Un tribunal federal de apelaciones de Estados Unidos autorizó a la Administración de Donald Trump a seguir aplicando el gravamen global del 10 % impuesto en febrero, en una resolución provisional que mantiene la medida mientras continúa el proceso judicial. La decisión se produce después de que el Tribunal Supremo anulara buena parte del esquema arancelario previo del mandatario, lo que vuelve a poner bajo examen la forma en que la Casa Blanca ha intentado sostener su política comercial.
La nueva vía elegida por el Gobierno se basa en la Sección 122 de la Ley de Comercio de 1974, una disposición que permite establecer aranceles globales de hasta el 15 % durante 150 días y que exige la aprobación del Congreso para ampliar ese plazo. Estas tasas vencen a finales de julio si los legisladores no las prorrogan, lo que deja abierta una discusión institucional sobre los límites del poder presidencial en materia arancelaria.

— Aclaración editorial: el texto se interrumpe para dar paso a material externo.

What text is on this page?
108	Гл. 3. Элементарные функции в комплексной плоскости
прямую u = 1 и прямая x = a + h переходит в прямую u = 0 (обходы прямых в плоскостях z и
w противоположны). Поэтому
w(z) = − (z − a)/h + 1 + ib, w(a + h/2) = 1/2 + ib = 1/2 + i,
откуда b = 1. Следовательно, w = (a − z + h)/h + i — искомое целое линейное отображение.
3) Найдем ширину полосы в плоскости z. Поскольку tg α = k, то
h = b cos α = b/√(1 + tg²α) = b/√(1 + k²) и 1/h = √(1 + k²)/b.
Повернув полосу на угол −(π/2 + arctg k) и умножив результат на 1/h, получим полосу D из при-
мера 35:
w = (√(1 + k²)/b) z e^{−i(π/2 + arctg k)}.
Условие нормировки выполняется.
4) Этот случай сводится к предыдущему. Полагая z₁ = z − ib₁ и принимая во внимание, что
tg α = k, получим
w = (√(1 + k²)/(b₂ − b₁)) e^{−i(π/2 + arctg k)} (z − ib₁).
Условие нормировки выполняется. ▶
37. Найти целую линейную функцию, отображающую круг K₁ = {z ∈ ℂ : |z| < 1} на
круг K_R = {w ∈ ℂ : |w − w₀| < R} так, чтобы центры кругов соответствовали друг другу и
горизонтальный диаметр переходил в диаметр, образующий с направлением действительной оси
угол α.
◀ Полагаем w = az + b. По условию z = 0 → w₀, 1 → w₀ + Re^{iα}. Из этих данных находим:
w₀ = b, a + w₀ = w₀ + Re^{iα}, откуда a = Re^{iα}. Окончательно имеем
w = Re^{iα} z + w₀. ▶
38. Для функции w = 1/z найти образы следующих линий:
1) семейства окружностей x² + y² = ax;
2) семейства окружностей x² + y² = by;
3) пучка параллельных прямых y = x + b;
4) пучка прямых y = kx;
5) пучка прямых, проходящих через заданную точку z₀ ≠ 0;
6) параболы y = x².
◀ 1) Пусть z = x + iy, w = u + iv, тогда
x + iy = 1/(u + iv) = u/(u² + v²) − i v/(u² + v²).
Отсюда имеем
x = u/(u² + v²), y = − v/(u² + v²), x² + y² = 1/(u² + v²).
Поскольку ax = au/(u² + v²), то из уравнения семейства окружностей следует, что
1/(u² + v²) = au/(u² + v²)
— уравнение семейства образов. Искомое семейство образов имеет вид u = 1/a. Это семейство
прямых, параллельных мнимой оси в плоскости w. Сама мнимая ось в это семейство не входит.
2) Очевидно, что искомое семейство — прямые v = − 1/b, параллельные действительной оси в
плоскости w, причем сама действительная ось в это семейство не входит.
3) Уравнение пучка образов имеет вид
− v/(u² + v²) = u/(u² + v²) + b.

En mayo, un panel del Tribunal de Comercio Internacional en Nueva York resolvió por 2-1 a favor de una demanda presentada por pequeñas empresas y consideró que los nuevos aranceles eran «inválidos» y «no autorizados por la ley», al concluir que Trump se excedió en la autoridad delegada por el Congreso. Aunque el tribunal de apelaciones permite de momento seguir cobrando el 10 %, el caso mantiene vivo el choque entre la ofensiva arancelaria del presidente y los reparos legales que ya han frenado parte de esa estrategia desde su regreso al poder en enero de 2025.